THERE'S THE creepiness of a horror movie to Craig Doty's art, on view at Strand on Volta. Which is to say you might want to cover your eyes while peeking through the cracks of your fingers at the same time.
I'm not just talking about the artist's more overtly spooky images, several of which depict nighttime scenes featuring characters engaged in behavior that could be construed as threatening, or in response to threat. Even Doty's most innocuous images -- and there's a kind of calm, classical innocence to almost all of them -- feel illicit, if not illegal. Should I be watching this, or reporting it?
One untitled photograph (like most of Doty's work, staged and dramatically lit a la Jeff Wall) depicts an unshaven, greasy-haired young man in a trucker's hat and with a cigarette dangling from his mouth standing at the bottom of a flight of stairs with a hammer in his hand. The setting is ambiguous. If he's outside someone's front door, looking in, as it appears, is his attitude one of malevolence or protection? Another, called "Paul and Ruba," shows a man lying face down in the grass as a woman in fishnet stockings stands inertly nearby. A third, called "Christa and Jesse," shows a man kneeling before a woman with his head obscured beneath her shirt. She's looking off to the left, almost as if she's afraid of being caught. But at what? On the one hand, their poses suggest a parkside sexual tryst, while on the other, there's something comical, almost goofy about the encounter. Then again, there's a quality about the way the man's head is covered by her shirt that calls to mind bondage, or a prisoner's hood.
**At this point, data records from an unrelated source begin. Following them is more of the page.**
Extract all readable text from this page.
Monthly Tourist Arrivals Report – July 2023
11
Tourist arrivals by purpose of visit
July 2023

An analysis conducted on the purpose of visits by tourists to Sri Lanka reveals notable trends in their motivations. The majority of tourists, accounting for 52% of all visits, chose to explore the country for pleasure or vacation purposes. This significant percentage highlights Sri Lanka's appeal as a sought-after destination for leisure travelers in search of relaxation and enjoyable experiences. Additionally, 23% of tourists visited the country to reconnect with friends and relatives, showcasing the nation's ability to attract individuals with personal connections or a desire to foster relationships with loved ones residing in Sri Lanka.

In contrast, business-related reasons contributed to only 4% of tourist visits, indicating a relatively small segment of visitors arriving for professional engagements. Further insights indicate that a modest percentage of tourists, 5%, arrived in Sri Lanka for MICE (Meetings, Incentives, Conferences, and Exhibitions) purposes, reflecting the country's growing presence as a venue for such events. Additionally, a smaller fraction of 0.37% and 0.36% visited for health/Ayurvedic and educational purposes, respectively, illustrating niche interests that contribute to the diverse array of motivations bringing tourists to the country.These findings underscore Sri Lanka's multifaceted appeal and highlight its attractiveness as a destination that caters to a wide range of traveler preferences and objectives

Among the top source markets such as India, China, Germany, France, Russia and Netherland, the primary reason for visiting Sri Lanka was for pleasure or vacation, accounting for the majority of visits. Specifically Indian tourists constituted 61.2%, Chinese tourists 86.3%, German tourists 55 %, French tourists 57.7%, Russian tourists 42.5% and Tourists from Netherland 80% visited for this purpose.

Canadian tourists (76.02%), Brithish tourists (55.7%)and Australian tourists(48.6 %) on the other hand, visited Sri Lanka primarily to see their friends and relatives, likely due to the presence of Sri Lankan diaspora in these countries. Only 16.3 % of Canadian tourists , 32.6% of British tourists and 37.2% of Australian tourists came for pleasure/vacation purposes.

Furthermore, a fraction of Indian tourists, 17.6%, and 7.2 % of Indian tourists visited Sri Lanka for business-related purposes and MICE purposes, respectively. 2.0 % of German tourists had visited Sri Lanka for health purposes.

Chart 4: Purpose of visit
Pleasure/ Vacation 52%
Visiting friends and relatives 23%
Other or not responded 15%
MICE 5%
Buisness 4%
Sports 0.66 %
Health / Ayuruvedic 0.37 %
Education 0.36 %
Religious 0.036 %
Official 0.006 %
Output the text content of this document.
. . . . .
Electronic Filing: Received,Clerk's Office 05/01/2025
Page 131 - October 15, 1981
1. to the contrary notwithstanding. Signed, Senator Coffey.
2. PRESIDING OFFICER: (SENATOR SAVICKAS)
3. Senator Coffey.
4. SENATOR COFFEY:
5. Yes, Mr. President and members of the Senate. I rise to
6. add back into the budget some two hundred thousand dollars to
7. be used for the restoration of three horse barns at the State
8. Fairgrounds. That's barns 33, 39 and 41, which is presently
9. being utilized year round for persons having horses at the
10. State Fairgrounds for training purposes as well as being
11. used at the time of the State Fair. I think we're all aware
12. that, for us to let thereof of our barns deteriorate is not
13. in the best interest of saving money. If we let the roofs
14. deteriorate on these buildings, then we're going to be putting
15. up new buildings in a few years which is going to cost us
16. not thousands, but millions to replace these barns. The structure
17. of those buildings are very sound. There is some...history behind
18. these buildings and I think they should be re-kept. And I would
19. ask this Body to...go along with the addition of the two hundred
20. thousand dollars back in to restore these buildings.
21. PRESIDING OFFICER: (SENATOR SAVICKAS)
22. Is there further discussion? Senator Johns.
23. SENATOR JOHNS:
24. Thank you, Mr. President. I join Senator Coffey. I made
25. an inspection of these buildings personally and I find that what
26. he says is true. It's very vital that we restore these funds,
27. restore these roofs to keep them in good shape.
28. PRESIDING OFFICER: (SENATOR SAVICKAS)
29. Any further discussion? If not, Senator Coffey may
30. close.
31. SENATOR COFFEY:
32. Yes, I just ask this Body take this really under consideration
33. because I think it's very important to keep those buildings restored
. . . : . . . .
Sex, violence and the ritualistic elements of both also come into play in Doty's series of "Chiefed" photographs. Reenacting the frat-boy prank of chiefing, whereby a passed-out partygoer's face is painted (like an American Indian chief presumably) with dirty sayings and drawings in permanent marker, most of the photographs from this series are too crude to be reprinted in a family newspaper, but they generally question the sexuality of the victim. The verbal violence implicit, not to mention the prerequisite invasion of personal space, is belied by the placid looks on the subjects' faces. Yet as they imitate the repose of sleep, they resemble death masks as well.
The centerpiece of Doty's show, however, is a pair of thematically related works: one a photograph, the second a video documenting a performance by the artist, and both related to the phenomenon of "milk chugging." Not familiar with it? It's an endurance-type stunt in which participants try to drink a gallon of milk in a single sitting (an hour is a typical time limit). Vomiting, as a result of the lactic-acid overdose, is not uncommon.
Both pieces, obviously enough, have homoerotic overtones. In the photograph "Milk Chuggers," three shirtless lads, all facing forward in cultlike uniformity, raise gallon jugs to their mouth as milk spills down their chins. In the video "The Milk Chugger," which runs three or four minutes in continuous loop, Doty himself sits in the corner of a yard, sloppily gulping mouthful after mouthful of milk while his chest heaves in exertion (excitement?) and his eyes dart furtively left and right. Again, it's as if he's afraid of being busted for something. The video's climax -- surely you can guess what would happen to you if you chugged milk -- is both funny and disturbing, as much for its casual violence as for its evocation of orgasmic release.
Are the works beautiful?
Yes, in a way they are, despite their ugliness. With the exception of "The Milk Chugger," which is shot with the no-frills approach of the home movie-maker, the photos have the stillness and heightened drama of painting.
Doty, a Yale MFA candidate, is already making a name for himself in the art world, having appeared as recently as last fall in Artforum magazine's highly idiosyncratic "Top Ten" list. He's only the latest in a long line of young artists to stage photographs of strange and multivalent tableaus, and he's by no means the most technically proficient. The almost cinematic work of Gregory Crewdson, for instance, makes Doty's pictures look like snapshots. Still Doty has figured out what buttons to push to get the biggest rise out of people, and he apparently likes pushing them, which in my book is a step in the right direction.
CRAIG DOTY -- Through June 25 at Strand on Volta, 1531 33rd St. NW. 202-333-4663. www.strandonvolta.com. Open Friday-Saturday 11 to 4 and by appointment. Free.